Allowance For Credit Losses
Today’s data point is the allowance for credit losses, specifically for mortgages. You might have already guessed what this is – the amount banks set aside in the event of non-payment. When lenders expect a loan has become unrecoverable, they have to add more money to this pile. We’re going to be looking at the aggregate amount across all lenders.
Canadian Mortgage Lenders Increase Loss Allowances By 54%
The amount set aside for losses has climbed to a new record high, and is growing unusually fast. Allowances reached $3.9 billion in Q3 2020, up 22.01% from the previous quarter. This represents an increase of 54.11% when compared to the same quarter last year. It’s not just a record high for dollars, but also the highest rate of growth in over a decade.

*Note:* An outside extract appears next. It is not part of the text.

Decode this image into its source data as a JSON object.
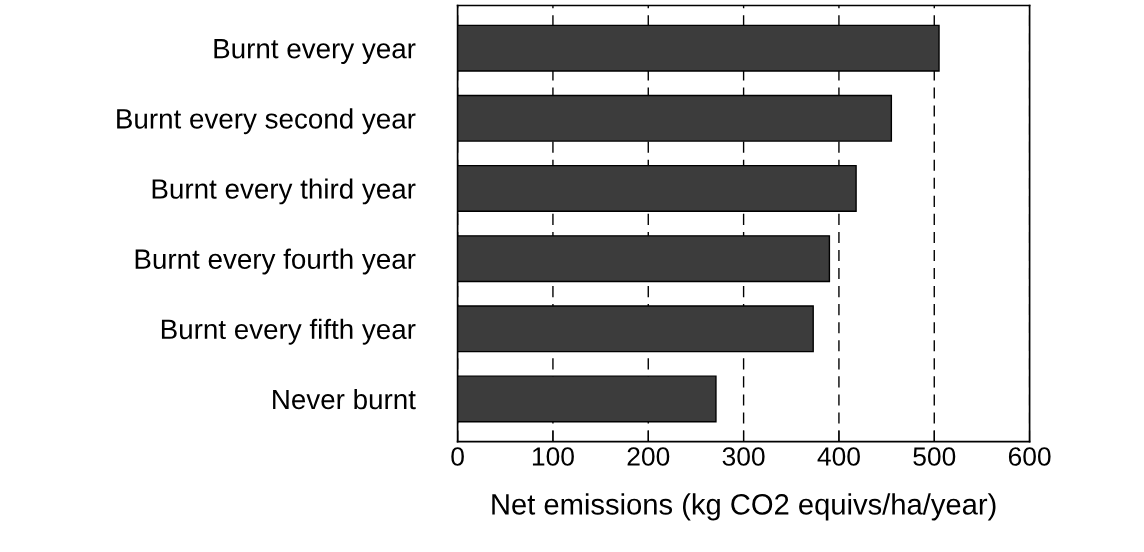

Allowances For Credit Losses – MortgagesThe aggregate allowance for credit losses at Canada’s chartered banks, in Canadian dollars per quarter. Source: BoC, Better Dwelling.
Biggest Growth Loss Allowances Since Great Recession
Mortgage loss allowances at Canadian lenders grew at the fastest pace since the Great Recession. There’s been consistent growth since 2018, but the annual rate of growth has been tapering. That is, until the most recently reported quarters. Both Q2 and Q3 in 2020, showed a very large surge in growth. It was Q3’s annual growth that was the largest print since 2009 though.
Allowances For Credit Losses GrowthThe 12-month growth rate for the allowance for credit losses on mortgages. Source: BoC, Better Dwelling.
Canadian mortgage lenders are preparing for record mortgage losses, but this is unusual. Large growth in this area historically occurs around market slow downs. Naturally, it’s odd to see it occur while almost every market reports record home sales. Seeing lenders prepare for a default event is great for lenders, who won’t be caught off guard. However, it’s generally bad for the borrowers that are showing signs of stress, instead of selling into a low inventory market.